Friedrich Nietzsche was a German philosopher whose work was considered by many to be radical and nihilistic. He was born on October 15, 1844, and began his intellectual career in philology, the study of languages and its use in oral and written historical sources. At the age of 24, he became the youngest person ever at the University of Basel to hold the chair of classical philology. He soon branched out to other areas, particularly Western philosophy, religion, ethics, cultural criticism, music composition, and poetry. He also became a renowned scholar of the Greek and Latin languages.
Nietzsche died in 1900 when he was only 55 years old, but his work left a profound impact on Western thought. An avowed atheist, his extensive writings on religion helped pave the way for the humanist philosophy that would soon take hold in Europe and eventually the United States.
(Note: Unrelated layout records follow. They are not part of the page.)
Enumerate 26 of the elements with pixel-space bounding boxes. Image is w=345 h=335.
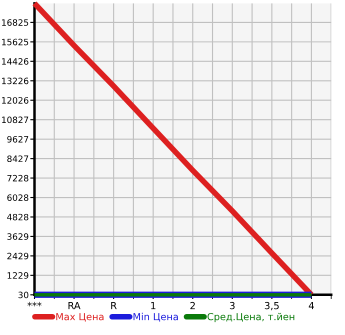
y-tick-label: 16825 — [2, 19, 28, 26]
x-tick-label: 3,5 — [264, 302, 279, 310]
y-tick-label: 6028 — [7, 194, 28, 201]
y-tick-label: 8427 — [7, 155, 28, 162]
legend-label: Min Цена — [134, 312, 178, 322]
y-tick-label: 4828 — [7, 214, 28, 220]
legend-label: Max Цена — [56, 313, 104, 322]
x-tick-label: 4 — [308, 302, 314, 310]
y-tick-label: 10827 — [2, 116, 28, 124]
y-tick-label: 9627 — [7, 136, 28, 143]
y-tick-label: 1229 — [8, 272, 28, 279]
y-tick-label: 30 — [18, 292, 28, 298]
y-tick-label: 15625 — [2, 38, 28, 46]
y-tick-label: 12026 — [2, 97, 28, 104]
x-tick-label: *** — [28, 302, 42, 306]
x-tick-label: RA — [68, 302, 80, 310]
y-tick-label: 13226 — [2, 78, 28, 84]
y-tick-label: 14426 — [2, 58, 28, 65]
x-tick-label: 1 — [151, 302, 156, 310]
legend-label: Сред.Цена, т.йен — [208, 312, 294, 322]
y-tick-label: 3629 — [7, 233, 28, 240]
x-tick-label: R — [111, 302, 117, 310]
x-tick-label: 3 — [230, 302, 235, 310]
x-tick-label: 2 — [190, 302, 195, 310]
y-tick-label: 7228 — [7, 174, 28, 182]
y-tick-label: 2429 — [7, 252, 28, 260]
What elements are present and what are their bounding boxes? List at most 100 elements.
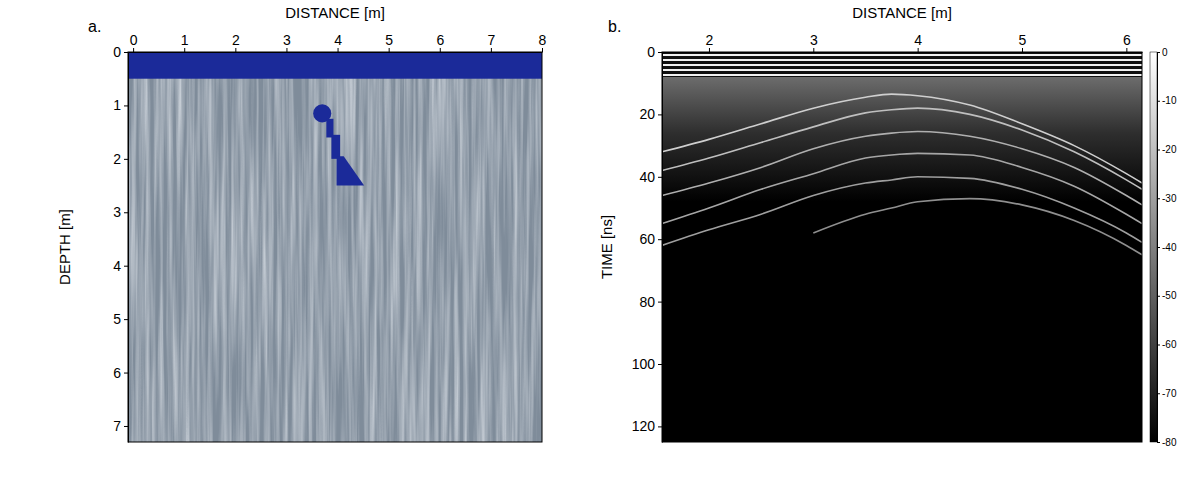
tick-label: 1 — [113, 97, 121, 113]
panel-letter: b. — [608, 18, 621, 35]
tick-mark — [124, 319, 128, 320]
tick-mark — [658, 52, 662, 53]
tick-mark — [1157, 150, 1160, 151]
axis-line — [129, 52, 543, 53]
tick: 6 — [113, 365, 128, 381]
tick: 0 — [113, 44, 128, 60]
tick: 80 — [639, 294, 662, 310]
tick-mark — [542, 48, 543, 52]
tick-label: 0 — [113, 44, 121, 60]
tick-mark — [124, 373, 128, 374]
tick-label: 1 — [181, 32, 189, 48]
tick-label: -70 — [1162, 388, 1177, 399]
tick: 1 — [113, 97, 128, 113]
tick-mark — [1157, 442, 1160, 443]
tick: 2 — [706, 32, 714, 52]
y-axis-title: TIME [ns] — [598, 215, 615, 279]
axis: 012345678 — [129, 32, 547, 53]
tick-label: 2 — [113, 151, 121, 167]
tick-label: -50 — [1162, 290, 1177, 301]
tick: 20 — [639, 106, 662, 122]
axis-line — [128, 53, 129, 443]
tick-mark — [235, 48, 236, 52]
tick-mark — [813, 48, 814, 52]
background — [662, 52, 1142, 442]
tick: 6 — [1123, 32, 1131, 52]
tick-label: 2 — [232, 32, 240, 48]
axis-line — [662, 53, 663, 443]
plot-area — [128, 52, 542, 442]
tick-label: 4 — [334, 32, 342, 48]
tick: 3 — [283, 32, 291, 52]
tick: 4 — [334, 32, 342, 52]
object-polygon — [331, 135, 340, 159]
tick-label: -80 — [1162, 437, 1177, 448]
tick: 100 — [632, 356, 662, 372]
tick: 1 — [181, 32, 189, 52]
tick-mark — [1022, 48, 1023, 52]
tick: 7 — [487, 32, 495, 52]
tick-mark — [491, 48, 492, 52]
tick: -20 — [1157, 144, 1177, 155]
tick: -50 — [1157, 290, 1177, 301]
tick-mark — [1157, 393, 1160, 394]
x-axis-title: DISTANCE [m] — [285, 4, 385, 21]
figure: 01234567801234567DISTANCE [m]DEPTH [m]a.… — [0, 0, 1194, 492]
tick: -30 — [1157, 193, 1177, 204]
tick: 5 — [1019, 32, 1027, 52]
tick-mark — [124, 52, 128, 53]
tick: 3 — [810, 32, 818, 52]
axis: 0 1 2 3 4 5 6 7 — [113, 44, 128, 443]
tick-mark — [658, 302, 662, 303]
reflection-hyperbola — [662, 94, 1142, 183]
tick-label: 4 — [113, 258, 121, 274]
tick-label: 120 — [632, 418, 656, 434]
tick: 60 — [639, 231, 662, 247]
tick: 5 — [113, 311, 128, 327]
tick-label: -30 — [1162, 193, 1177, 204]
tick-mark — [658, 177, 662, 178]
tick-label: 100 — [632, 356, 656, 372]
direct-wave-tail — [662, 77, 1142, 202]
tick-label: 60 — [639, 231, 655, 247]
tick-mark — [124, 212, 128, 213]
direct-wave — [662, 52, 1142, 77]
tick-label: 0 — [647, 44, 655, 60]
top-layer — [128, 52, 542, 79]
tick-label: 7 — [487, 32, 495, 48]
reflection-hyperbola — [662, 153, 1142, 223]
object-polygon — [326, 119, 333, 138]
tick-mark — [658, 114, 662, 115]
tick: 0 — [1157, 47, 1168, 58]
tick-label: 2 — [706, 32, 714, 48]
tick: 0 — [647, 44, 662, 60]
axis: 0-10-20-30-40-50-60-70-80 — [1157, 47, 1177, 448]
tick-mark — [338, 48, 339, 52]
reflection-hyperbola — [662, 177, 1142, 246]
tick-mark — [1157, 345, 1160, 346]
tick: -10 — [1157, 95, 1177, 106]
tick-mark — [709, 48, 710, 52]
axis: 020406080100120 — [632, 44, 663, 443]
panel-b: 23456020406080100120DISTANCE [m]TIME [ns… — [598, 4, 1177, 448]
tick-mark — [124, 266, 128, 267]
tick-label: 0 — [130, 32, 138, 48]
tick-label: 3 — [113, 204, 121, 220]
object-polygon — [337, 156, 365, 185]
tick-label: 4 — [914, 32, 922, 48]
tick-mark — [1157, 101, 1160, 102]
tick-label: 80 — [639, 294, 655, 310]
tick: -70 — [1157, 388, 1177, 399]
plot-area — [662, 52, 1142, 442]
tick-mark — [124, 426, 128, 427]
tick-mark — [124, 105, 128, 106]
tick-mark — [918, 48, 919, 52]
colorbar — [1150, 52, 1157, 442]
background — [128, 52, 542, 442]
tick-mark — [389, 48, 390, 52]
tick-label: 6 — [113, 365, 121, 381]
tick-label: 5 — [385, 32, 393, 48]
panel-letter: a. — [88, 18, 101, 35]
tick: 7 — [113, 418, 128, 434]
tick-mark — [184, 48, 185, 52]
He is perhaps most well-known for his notion of the “death of God.” He did not literally mean that God had died, but that the need for traditional religion as a source of knowledge about the world and meaning for existence was no longer necessary in the face of modern science.
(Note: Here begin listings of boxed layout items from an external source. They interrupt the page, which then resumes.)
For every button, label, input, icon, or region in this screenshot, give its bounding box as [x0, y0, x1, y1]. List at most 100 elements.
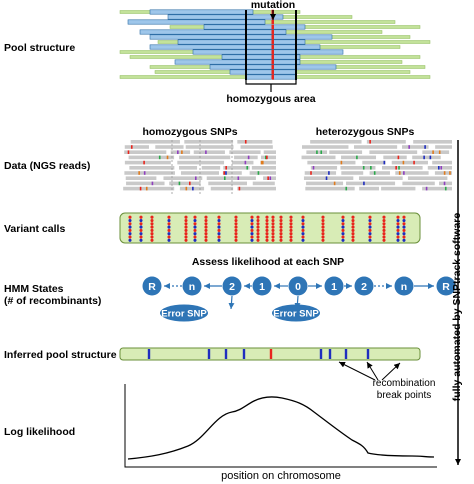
pool-read-blue [221, 54, 301, 60]
ngs-read-snp [424, 145, 426, 149]
variant-call-dot [150, 218, 154, 223]
variant-call-dot [250, 225, 254, 229]
heterozygous-snps-label: heterozygous SNPs [315, 126, 415, 138]
variant-call-dot [265, 235, 269, 239]
ngs-read-snp [438, 150, 441, 154]
variant-call-dot [289, 215, 293, 219]
inferred-marker [242, 349, 246, 359]
variant-call-dot [321, 238, 325, 242]
variant-call-dot [256, 215, 260, 219]
ngs-read-snp [139, 186, 142, 191]
ngs-read-snp [166, 155, 169, 160]
pool-read-blue [149, 34, 333, 40]
ngs-read [301, 155, 336, 160]
variant-call-dot [256, 225, 260, 229]
ngs-read [305, 186, 355, 191]
ngs-read [206, 176, 256, 180]
ngs-read [391, 160, 428, 165]
variant-call-dot [256, 218, 260, 223]
variant-call-dot [265, 225, 269, 229]
pool-read-blue [139, 29, 287, 35]
variant-call-dot [341, 225, 345, 229]
variant-call-dot [321, 218, 325, 223]
variant-call-dot [204, 222, 208, 226]
variant-call-dot [150, 225, 154, 229]
variant-call-dot [402, 228, 406, 232]
hmm-error-label: Error SNP [273, 309, 319, 320]
ngs-read [251, 166, 276, 170]
variant-call-dot [167, 225, 171, 229]
ngs-read [402, 145, 429, 149]
variant-call-dot [193, 215, 197, 219]
ngs-read-snp [143, 171, 146, 175]
variant-call-dot [289, 222, 293, 226]
variant-call-dot [250, 235, 254, 239]
ngs-read [208, 181, 247, 186]
row-label-data: Data (NGS reads) [4, 160, 91, 172]
variant-call-dot [271, 215, 275, 219]
ngs-read-snp [185, 186, 188, 191]
ngs-read-snp [408, 145, 410, 149]
variant-call-dot [402, 232, 406, 236]
variant-call-markers [128, 215, 406, 242]
variant-call-dot [128, 222, 132, 226]
ngs-read [439, 181, 452, 186]
variant-call-dot [402, 238, 406, 242]
variant-call-dot [184, 215, 188, 219]
variant-call-dot [139, 218, 143, 223]
ngs-read-snp [225, 166, 227, 170]
loglik-curve [127, 396, 435, 460]
variant-call-dot [217, 228, 221, 232]
variant-call-dot [271, 222, 275, 226]
variant-call-dot [341, 232, 345, 236]
homozygous-area-label: homozygous area [226, 93, 316, 105]
ngs-read-snp [310, 171, 312, 175]
mutation-site [271, 74, 274, 80]
ngs-read-snp [440, 166, 443, 170]
hmm-state-circle [288, 276, 308, 296]
hmm-state-label: n [189, 281, 195, 293]
variant-call-dot [351, 228, 355, 232]
ngs-read [260, 160, 276, 165]
variant-call-dot [234, 218, 238, 223]
ngs-read [434, 171, 452, 175]
variant-call-dot [265, 232, 269, 236]
ngs-read [193, 150, 225, 154]
variant-call-dot [382, 232, 386, 236]
variant-call-dot [341, 228, 345, 232]
ngs-read-snp [223, 176, 226, 180]
ngs-read [240, 145, 273, 149]
ngs-read [263, 150, 276, 154]
homozygous-snps-label: homozygous SNPs [142, 126, 238, 138]
ngs-read [354, 145, 398, 149]
ngs-read [359, 176, 403, 180]
variant-call-dot [128, 238, 132, 242]
ngs-read [366, 140, 406, 144]
pool-read-blue [229, 69, 297, 75]
variant-call-dot [204, 228, 208, 232]
variant-call-dot [167, 215, 171, 219]
pool-read-blue [149, 44, 321, 50]
ngs-read [177, 160, 225, 165]
hmm-state-circle [436, 276, 456, 296]
variant-call-dot [256, 228, 260, 232]
variant-call-dot [289, 225, 293, 229]
hmm-state-label: 1 [259, 281, 265, 293]
variant-call-dot [184, 225, 188, 229]
variant-call-dot [382, 222, 386, 226]
ngs-read [359, 186, 379, 191]
variant-call-dot [167, 218, 171, 223]
ngs-read-snp [413, 160, 415, 165]
variant-call-dot [382, 218, 386, 223]
row-label-variant: Variant calls [4, 223, 66, 235]
hmm-state-circle [252, 276, 272, 296]
variant-call-dot [368, 222, 372, 226]
variant-call-dot [234, 222, 238, 226]
variant-call-dot [234, 215, 238, 219]
variant-call-dot [128, 228, 132, 232]
variant-call-dot [321, 232, 325, 236]
ngs-read [306, 181, 344, 186]
row-label-inferred: Inferred pool structure [4, 349, 117, 361]
ngs-read-snp [398, 171, 401, 175]
variant-call-dot [193, 228, 197, 232]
Nietzsche held that Christianity and other traditional religions had served as a protection against a destructive form of nihilism by providing people with a comprehensive worldview that assigned meaning to their lives and a means of understanding the world around them. However, because science now explained so many things that had previously been relegated to the domain of religion, a new form of nihilism was necessary. In Nietzsche’s words, the new nihilism of the modern world led to the “will to nothingness.” This was not necessarily a bad thing but rather something to be met with a new philosophical grounding.